A composition for predicting the response and survival prognosis of an anticancer agent in lung cancer patients.
7. The composition of claim 6, wherein the anticancer agent is paclitaxel or cisplatin.
A composition for predicting the reactivity and survival prognosis of an anticancer agent in a lung cancer patient, comprising a polynucleotide that specifically hybridizes with the polynucleotide of claim 6.
9. The composition of claim 8, wherein the specifically hybridizing polynucleotide is an allele-specific probe or an allele-specific primer.
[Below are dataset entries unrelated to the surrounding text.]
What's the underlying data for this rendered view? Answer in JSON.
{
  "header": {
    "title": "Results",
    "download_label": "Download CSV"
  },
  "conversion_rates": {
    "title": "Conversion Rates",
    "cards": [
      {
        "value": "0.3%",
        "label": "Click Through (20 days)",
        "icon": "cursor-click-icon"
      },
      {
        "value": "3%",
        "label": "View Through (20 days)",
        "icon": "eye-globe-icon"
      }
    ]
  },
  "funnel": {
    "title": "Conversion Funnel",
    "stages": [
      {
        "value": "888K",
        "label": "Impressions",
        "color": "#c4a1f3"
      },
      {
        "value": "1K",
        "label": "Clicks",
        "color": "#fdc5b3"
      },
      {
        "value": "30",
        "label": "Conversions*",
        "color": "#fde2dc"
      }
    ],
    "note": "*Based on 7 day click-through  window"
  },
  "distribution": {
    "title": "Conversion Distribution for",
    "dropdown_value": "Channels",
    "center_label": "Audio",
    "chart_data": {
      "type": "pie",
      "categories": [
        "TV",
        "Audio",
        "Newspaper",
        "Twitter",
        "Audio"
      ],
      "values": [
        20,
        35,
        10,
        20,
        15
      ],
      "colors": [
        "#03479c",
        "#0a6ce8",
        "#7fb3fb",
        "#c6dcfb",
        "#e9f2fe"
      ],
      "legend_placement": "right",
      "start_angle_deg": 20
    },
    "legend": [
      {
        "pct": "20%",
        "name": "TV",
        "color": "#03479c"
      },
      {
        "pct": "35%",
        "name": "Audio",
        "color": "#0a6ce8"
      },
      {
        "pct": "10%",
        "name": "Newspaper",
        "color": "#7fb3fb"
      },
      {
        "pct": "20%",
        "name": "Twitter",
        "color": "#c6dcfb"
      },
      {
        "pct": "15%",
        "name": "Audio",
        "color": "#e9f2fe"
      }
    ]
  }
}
A composition for predicting the reactivity and survival prognosis of an anticancer agent in a lung cancer patient, comprising a polypeptide encoded by the polynucleotide of claim 6.
A microarray for predicting the reactivity and survival prognosis of an anticancer agent of a lung cancer patient comprising the polynucleotide of claim 6, a polynucleotide that hybridizes therewith, or a polypeptide specifically or specifically encoded thereby.
A kit for predicting the reactivity and survival prognosis of an anticancer agent in lung cancer patients including the microarray of claim 11.